Recombination deficiency to maintain plasmid stability.
Debilitation.
Other markers.
What is endAI?
Endonuclease deficiency, makes it easier to prepare intact DNA.
What is hsdR17?
Inactivates host restriction system.
What is supE44?
Chain terminator supressor mutation.
Strain carrying this can be used as a host for viruses which have been debilitated by incorporation of a chain termination mutation.
What is thi-I?
Mutation in a gene for one of the enzymes of thiamine biosynthesis.
Gives some biological containment.
What is recAI?
Reduces recombination activity.
What is gyrA?
Inactivates a DNA gyrase.
Reduces recombination levels further.
What is relAI?
To do with control of RNA synthesis.
What is mcrA?
Inactivates a host endonuclease.
What is Δ( lacZYA-proAB)?
Deletion extending from lac operon to the proAB genes involved in proline biosynthesis.
What is F’(traD36)?
Contained on an F’ plasmid.
Mutation in a gene that is required for the plasmid to transfer itself to other cells.
What is F’(proAB+)?
Found on F’ plasmid.
Genes for proline biosynthesis that were lost from main chromosome.

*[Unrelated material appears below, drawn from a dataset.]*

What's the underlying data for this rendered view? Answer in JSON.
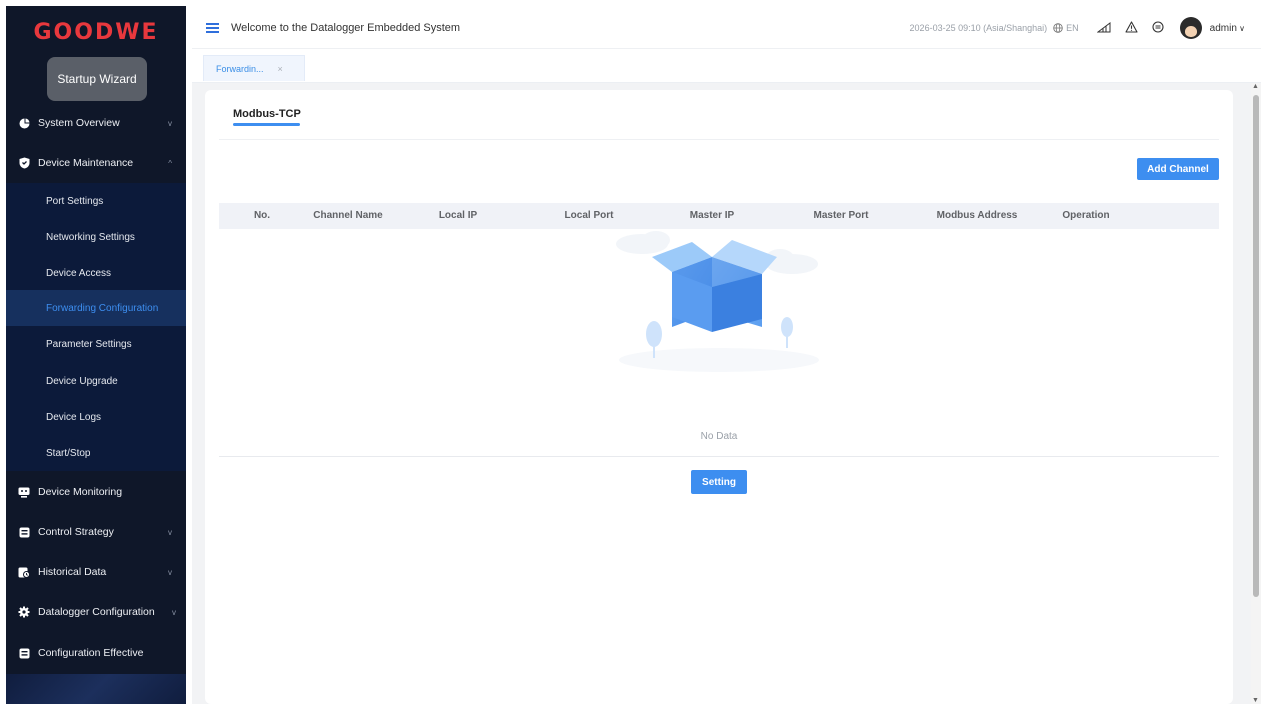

If host is grown in absence of proline, the F’ plasmid is retained.
What is F’(lacI9)?
Gives high levels of the lac repressor.
Allows better control of the lacZ gene.
What is F’(lacZ∆M15)?
Rest of the *lacZ *gene that isn’t in the vector.

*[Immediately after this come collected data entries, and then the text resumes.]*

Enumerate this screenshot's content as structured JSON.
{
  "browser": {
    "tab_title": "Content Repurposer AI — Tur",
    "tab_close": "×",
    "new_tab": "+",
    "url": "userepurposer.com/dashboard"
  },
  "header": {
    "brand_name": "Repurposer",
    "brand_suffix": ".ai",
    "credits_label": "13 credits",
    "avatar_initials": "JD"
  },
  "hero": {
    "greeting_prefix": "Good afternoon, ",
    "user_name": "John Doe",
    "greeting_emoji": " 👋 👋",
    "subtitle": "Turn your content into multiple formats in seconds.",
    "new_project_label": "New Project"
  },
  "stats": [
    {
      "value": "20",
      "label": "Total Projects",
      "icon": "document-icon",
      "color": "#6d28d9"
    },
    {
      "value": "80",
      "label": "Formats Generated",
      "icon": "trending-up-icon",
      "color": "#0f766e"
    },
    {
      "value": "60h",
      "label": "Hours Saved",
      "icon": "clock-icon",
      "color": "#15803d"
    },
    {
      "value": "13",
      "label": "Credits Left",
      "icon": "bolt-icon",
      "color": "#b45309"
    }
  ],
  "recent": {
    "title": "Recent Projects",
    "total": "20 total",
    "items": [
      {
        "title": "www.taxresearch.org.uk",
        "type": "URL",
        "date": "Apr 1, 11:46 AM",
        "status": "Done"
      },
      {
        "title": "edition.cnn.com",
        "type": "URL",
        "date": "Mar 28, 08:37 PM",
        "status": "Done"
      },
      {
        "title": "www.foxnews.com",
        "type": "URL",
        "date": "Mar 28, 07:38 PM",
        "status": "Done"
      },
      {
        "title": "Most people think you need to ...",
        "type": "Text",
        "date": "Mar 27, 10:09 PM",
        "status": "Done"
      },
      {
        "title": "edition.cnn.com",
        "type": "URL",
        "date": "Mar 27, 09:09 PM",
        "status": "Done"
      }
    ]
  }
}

What are the advantages of bacteriophage lambda over plasmids?
Easier to handle large numbers.
Can be more efficient.
Can have larger inserts.
What can happen to lambda after it infects a cell?

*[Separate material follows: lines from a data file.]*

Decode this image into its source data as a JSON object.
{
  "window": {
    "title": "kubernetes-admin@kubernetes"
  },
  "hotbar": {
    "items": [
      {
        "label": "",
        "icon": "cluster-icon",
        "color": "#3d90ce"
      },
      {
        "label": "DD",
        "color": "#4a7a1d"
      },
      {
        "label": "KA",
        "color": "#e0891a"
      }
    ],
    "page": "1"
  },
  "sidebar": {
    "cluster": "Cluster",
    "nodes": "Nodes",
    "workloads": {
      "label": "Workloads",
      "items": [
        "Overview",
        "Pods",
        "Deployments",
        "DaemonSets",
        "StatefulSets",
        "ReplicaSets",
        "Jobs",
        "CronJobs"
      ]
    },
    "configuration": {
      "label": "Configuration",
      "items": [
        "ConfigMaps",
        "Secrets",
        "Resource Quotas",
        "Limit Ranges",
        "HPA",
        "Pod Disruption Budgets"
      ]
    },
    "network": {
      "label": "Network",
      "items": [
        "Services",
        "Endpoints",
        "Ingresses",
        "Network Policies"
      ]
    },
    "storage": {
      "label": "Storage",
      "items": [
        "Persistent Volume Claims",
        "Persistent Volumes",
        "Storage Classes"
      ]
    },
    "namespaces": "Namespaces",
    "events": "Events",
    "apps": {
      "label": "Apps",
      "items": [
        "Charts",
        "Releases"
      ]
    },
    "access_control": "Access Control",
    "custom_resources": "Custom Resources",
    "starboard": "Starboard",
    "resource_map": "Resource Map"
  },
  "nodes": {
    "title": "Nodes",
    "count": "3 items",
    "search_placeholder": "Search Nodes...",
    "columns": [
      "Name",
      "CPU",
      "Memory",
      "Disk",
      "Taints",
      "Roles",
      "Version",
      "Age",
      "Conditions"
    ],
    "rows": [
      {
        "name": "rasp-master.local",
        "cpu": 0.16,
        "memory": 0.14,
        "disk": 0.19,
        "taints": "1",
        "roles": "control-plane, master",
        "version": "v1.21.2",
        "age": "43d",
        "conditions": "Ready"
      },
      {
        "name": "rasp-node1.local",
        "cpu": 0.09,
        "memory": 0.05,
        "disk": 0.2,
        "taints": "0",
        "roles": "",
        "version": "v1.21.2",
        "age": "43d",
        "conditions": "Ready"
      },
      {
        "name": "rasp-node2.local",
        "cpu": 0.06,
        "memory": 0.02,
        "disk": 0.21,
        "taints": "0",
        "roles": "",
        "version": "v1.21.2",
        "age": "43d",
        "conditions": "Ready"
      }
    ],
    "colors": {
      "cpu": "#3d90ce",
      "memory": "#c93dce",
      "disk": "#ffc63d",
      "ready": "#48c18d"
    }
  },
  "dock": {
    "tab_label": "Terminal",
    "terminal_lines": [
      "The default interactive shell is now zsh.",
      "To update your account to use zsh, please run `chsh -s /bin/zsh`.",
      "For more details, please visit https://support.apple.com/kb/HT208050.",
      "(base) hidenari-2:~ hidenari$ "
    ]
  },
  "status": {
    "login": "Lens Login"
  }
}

Can replicate directly, producing more phage and lysing the cell.
Can insert its DNA into the host’s, forming a lysogen. It lies dormant until activated and then replicates lytically.
What are the features of the lambda genome?
~48.5kbp long
Linear but can circularise in host cytoplasm due to 12bp overhang at 5’ ends (cos sites).
What types of lambda vector are there?
Insertional vectors: extra DNA is inserted into the lambda genome.
Replacement vectors: non-essential genes are removed by digestion and replaced by insert cut with same enzyme.
Phage can take 37-52kbp of sequence, inserts are usuall ~ 25kbp.
How are recombinant genomes packaged?
Can be packaged in vitro, using extracts from induced lysogens.
Requires proteins and cos recognition sites on DNA to be packaged.
What is a cosmid?
Plasmid containing the lambda packaging site, cos, and a selectable marker.
Can be packaged in vitro if insert is large enough and introduced into cells by infection.
Once in cell, cosmid replicates like a normal plasmid.
What is the advantage of a cosmid?
Only a few kbp, so rest of the ~50kbp of sequence required for packaging to occur must be made up from the DNA to be cloned.
So packaging provides a selection for the cloning of large stretches of DNA.
What are the disadvantages of using cosmids?
Bits of the cosmid can be easily deleted after infection.
Can have problems with recombination.
What is a BAC?
Bacterial Artificial Chromosome
Modified F plasmid.
Can take inserts up to ~300kbp.
Usually introduced into E. coli cells by electroporation.
What is found in a BAC?
Recognition site for restriction enzyme. (e.g. HindIII)
Selectable marker (e.g. ChloramphenicolR).
Origin of replication (e.g. oriS)
Replication promoter (e.g. repE)
Genes to maintain low copy number (e.g. parA and parB)
May have cos site to allow packaging into phage, but requires size constraint.
Why ensure low copy number?
Reduces the chance of recombination, and therefore rearrangement/deletion.
Deletions are more likely to occur when cloning large pieces so need to compomise on yield to favor stability.
What is a PAC?
Phage artificial chromosome.
Based on bacteriophage PI.
Accept similar size of insert to BACs.
Normally introduced into host cell by electroporation.
Can be packaged in vitro and host cells infected, but imposes size constraints.